Some say there is beauty and wisdom with age, and it is clear that London ages well. The majestic buildings with its molded pillars and chiseled facade line the streets of London, wide or narrow. Proud and strong. But not only is it cold in temperature but also in its pale complexion. Been here three days and not once have I seen the sun. And this is normal they say. A city forever hidden under the clouds and doused by rain. The concrete bleeding its color onto everything in its arms-length, maybe even onto its people.
I have to mention again that I’ve only been here a very short while and even though it isn’t fair to speak all of London people as one, I will share what I have observed in my own way of thinking. This is in no way truth, but my own creative notions about the general public in respect to the city.
When I say that the concrete fortresses bleed onto the people I mean that the people themselves carry a seriousness that feels cold and distant in personality. For example, on the streets, everyone has somewhere to go and not even a second to pause along the way. People walk fast and drive fast. When you see them coming, best to move out the way. (Now I do have some nice things to say, so please continue reading.)

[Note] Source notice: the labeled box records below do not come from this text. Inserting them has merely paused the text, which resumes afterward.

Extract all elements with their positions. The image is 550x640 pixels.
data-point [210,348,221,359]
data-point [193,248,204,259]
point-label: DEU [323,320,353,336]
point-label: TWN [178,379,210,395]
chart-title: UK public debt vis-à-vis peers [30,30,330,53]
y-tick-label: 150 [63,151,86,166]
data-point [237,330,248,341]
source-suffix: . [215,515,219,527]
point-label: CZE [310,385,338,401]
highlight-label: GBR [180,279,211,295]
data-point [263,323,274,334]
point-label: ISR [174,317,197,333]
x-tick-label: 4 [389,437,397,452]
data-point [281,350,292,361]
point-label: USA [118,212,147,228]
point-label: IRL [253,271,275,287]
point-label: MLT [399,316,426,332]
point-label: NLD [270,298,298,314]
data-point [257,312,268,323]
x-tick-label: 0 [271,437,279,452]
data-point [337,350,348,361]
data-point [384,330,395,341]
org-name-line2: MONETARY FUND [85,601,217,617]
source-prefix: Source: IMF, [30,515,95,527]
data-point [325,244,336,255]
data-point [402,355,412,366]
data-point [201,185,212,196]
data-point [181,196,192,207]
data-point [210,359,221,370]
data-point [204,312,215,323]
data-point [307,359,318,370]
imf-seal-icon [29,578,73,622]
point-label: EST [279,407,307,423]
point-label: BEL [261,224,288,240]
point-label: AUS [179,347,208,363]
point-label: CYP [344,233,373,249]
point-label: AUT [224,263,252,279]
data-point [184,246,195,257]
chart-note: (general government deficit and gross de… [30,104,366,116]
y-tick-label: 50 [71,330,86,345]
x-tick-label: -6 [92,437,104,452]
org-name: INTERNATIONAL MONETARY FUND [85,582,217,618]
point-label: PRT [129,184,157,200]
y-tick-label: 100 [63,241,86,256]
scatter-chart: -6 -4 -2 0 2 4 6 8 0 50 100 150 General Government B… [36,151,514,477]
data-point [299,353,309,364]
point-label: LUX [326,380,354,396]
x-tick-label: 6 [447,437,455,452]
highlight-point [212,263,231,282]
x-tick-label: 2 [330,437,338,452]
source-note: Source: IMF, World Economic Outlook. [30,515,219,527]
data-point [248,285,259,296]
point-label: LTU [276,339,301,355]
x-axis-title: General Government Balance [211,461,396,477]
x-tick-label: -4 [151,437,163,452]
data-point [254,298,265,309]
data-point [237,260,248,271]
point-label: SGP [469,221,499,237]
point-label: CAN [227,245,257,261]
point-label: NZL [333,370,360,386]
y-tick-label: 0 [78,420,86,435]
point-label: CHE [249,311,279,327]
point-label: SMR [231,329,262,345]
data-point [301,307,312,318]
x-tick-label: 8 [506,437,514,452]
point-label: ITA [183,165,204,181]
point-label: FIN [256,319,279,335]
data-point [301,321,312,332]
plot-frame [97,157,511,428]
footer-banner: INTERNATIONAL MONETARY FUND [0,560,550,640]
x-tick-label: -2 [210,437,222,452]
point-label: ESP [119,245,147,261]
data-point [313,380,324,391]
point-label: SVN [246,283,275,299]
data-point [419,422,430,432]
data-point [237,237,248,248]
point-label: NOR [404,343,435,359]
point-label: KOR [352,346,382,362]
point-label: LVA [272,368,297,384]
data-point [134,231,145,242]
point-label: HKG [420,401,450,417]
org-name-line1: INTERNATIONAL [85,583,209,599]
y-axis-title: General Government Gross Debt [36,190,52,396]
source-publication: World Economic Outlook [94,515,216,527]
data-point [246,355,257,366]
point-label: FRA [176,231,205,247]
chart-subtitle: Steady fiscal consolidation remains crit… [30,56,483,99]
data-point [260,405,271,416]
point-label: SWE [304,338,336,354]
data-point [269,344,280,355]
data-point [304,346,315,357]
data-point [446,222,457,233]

No doubt, the long-term residents have adopted the city’s bold confidence and the natives are just born with it. Only the worthy can reside in London. It’s a no mercy country – their museums can back my statement. Our dear friends, Carlos and Tom, a long-term resident and a native in that order, have taken us in and shared their sweet little flat in the center of the city. Their hospitality was immeasurable with fresh squeezed oj in the morning to British souvenir mugs to go with. They’ve taken time off to show us where local’s eat and drink (the Bourough’s Farmers Market has some of the best pork and salted beef sandwiches I’ve ever had – slow roasted meat cut right in front of you. And the Shard’s 32nd floor bar is breath-taking.)
I’d like to think that our friends are naturally warm people and doesn’t it take a while to get to know a friend? Without them, it would’ve taken much longer to know the places beneath its cold surface. And without the random chance to walk into a boutique stamp store, Blade Rubber, and chatting with the nice British lady, I wouldn’t have known how warm it was inside (I even loosened my scarf.)